Elders seek mandatory drugs lessons for minors

Some of the Lamu elders who held a meeting on Tuesday, January 1, 2019. /CHETI PRAXIDES
Some of the Lamu elders who held a meeting on Tuesday, January 1, 2019. /CHETI PRAXIDES

Lamu elders have proposed compulsory lessons against drugs in madrassa and Sunday schools to end the addiction.

The elders as well as women and youth leaders are concerned by rise of drug use among youths.

They spoke on Tuesday as they made New Year resolutions for the county at the Mwana Arafa Hotel Conference Hall.

Drug addiction has contributed to high crime rate in the area.

Lamu Youth leader Feiswal Miji said the fact that young children had limited knowledge on drugs had given peddlers an easy time to entrap them into the menace.

“Lamu still has a long way to go in the war on drugs.

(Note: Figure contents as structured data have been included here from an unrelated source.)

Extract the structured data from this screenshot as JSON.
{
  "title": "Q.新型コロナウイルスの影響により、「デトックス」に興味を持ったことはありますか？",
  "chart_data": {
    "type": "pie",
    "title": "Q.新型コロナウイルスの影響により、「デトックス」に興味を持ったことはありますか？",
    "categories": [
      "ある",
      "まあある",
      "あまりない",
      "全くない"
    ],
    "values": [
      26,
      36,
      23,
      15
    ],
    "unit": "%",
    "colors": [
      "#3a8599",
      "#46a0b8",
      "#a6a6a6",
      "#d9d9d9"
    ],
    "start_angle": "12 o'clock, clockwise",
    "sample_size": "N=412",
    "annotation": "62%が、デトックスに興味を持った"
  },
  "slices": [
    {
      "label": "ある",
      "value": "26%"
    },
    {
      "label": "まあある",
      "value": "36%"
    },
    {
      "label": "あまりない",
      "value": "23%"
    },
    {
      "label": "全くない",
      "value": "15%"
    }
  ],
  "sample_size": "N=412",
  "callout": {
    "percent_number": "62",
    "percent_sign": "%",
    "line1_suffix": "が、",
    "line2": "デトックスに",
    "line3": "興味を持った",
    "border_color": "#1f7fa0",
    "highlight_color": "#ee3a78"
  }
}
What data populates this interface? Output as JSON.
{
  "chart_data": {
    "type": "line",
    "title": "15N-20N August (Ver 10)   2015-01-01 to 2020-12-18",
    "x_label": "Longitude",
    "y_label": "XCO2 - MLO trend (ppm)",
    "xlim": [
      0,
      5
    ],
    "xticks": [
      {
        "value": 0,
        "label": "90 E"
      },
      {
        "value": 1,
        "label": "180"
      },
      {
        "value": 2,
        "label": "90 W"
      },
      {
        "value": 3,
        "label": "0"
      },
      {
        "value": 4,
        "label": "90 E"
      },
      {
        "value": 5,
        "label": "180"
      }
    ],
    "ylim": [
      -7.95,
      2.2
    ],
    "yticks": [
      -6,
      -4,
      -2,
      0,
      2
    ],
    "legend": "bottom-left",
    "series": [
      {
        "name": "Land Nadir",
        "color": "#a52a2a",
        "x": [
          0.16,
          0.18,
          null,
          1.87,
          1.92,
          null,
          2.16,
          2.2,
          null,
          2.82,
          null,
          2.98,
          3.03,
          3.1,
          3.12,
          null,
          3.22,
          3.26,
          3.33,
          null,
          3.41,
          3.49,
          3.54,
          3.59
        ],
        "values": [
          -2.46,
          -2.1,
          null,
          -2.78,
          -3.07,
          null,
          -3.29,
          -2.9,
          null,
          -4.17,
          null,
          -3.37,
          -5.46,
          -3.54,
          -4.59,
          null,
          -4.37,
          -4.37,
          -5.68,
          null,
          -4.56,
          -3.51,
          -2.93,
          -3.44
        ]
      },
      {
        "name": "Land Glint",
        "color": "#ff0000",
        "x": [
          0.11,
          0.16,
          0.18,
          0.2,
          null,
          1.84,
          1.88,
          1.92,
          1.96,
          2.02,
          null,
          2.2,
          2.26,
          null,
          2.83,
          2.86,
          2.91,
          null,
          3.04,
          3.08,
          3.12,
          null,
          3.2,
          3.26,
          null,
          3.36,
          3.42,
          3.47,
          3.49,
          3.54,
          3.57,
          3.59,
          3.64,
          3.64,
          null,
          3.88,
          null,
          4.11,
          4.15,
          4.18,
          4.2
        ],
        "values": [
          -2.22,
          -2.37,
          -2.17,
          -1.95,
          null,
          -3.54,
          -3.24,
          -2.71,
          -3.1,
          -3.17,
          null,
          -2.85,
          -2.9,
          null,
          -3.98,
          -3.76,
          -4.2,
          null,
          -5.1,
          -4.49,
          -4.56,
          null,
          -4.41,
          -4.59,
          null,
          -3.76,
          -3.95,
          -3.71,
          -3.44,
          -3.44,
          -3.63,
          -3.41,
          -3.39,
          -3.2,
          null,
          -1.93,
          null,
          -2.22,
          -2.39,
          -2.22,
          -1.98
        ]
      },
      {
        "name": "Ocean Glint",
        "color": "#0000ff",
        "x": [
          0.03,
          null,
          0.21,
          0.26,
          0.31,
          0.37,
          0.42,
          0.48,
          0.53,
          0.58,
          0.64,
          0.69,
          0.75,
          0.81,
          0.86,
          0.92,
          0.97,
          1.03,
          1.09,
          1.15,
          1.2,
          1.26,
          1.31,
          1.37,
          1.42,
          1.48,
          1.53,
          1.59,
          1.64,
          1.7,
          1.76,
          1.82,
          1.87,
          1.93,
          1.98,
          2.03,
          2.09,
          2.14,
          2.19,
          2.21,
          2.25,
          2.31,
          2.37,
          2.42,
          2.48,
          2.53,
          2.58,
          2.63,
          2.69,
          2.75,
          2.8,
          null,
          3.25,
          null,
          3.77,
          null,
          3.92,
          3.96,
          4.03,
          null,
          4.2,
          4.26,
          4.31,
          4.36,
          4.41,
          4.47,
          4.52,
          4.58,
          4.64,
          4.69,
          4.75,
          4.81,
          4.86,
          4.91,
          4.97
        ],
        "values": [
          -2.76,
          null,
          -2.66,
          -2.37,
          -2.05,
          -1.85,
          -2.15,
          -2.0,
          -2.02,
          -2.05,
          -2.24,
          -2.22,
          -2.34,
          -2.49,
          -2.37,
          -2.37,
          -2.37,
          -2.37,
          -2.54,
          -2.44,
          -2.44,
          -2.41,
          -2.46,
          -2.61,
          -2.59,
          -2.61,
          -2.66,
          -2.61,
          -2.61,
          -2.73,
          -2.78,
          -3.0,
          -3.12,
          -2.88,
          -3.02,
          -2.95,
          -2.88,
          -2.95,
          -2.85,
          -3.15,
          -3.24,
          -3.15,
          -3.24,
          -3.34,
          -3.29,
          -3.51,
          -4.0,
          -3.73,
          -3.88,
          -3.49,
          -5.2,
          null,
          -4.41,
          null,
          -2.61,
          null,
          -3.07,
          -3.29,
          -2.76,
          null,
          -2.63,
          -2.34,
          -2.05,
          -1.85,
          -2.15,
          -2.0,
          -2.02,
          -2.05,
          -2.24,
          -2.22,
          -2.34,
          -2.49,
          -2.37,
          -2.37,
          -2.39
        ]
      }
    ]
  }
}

We need to go an extra mile and that’s why we are proposing that madrassas and Sunday school classes take up this initiative,” Miji said.

He said this will help curb the vice.

A recent police report listed Faza, Kizingitini, Mbwajumwali, Tchundwa, Pate and Myabogi villages in Lamu East as the worst affected by drugs in the county.

The most abused drugs are heroin and marijuana.

Elder Mohamed Mbwana said incorporating drug lessons in their teachings will provide the foundation for drug-free generations but added that the initiative called for concerted efforts and a genuine desire for change.

“It’s at that particular age that children are learning life skills backed by heavy religious foundations and we believe it’s the perfect stage to teach them about drugs such that they understand the repercussions of such a lifestyle early,” Mbwana said.

Maendeleo ya Wanawake Lamu chapter chairperson Fatma Salim lamented that many children grew up surrounded by alcoholics and drug users who could be their parents, guardians or older siblings.

She said such children needed a stable foundation and a clear understanding of what drugs are and their expected outcomes if used.

“We need to have measures that protect children who are exposed to drugs right from an early age in their own homes and surroundings.They deserve to know how to stay sober and safe,” Salim said.

Lamu County Commissioner Joseph Kanyiri last month announced that the county administration will start producing short films featuring all notorious drug peddlers and smugglers in the region as a way of exposing and shaming them.

He said the films will capture the true faces of those frustrating the war on drugs in Lamu on CDs which will then be circulated to the public cost-free.

The films will incorporate among other things, the real names of the drug barons, their faces, their known areas of business and dates when they were arrested by the police.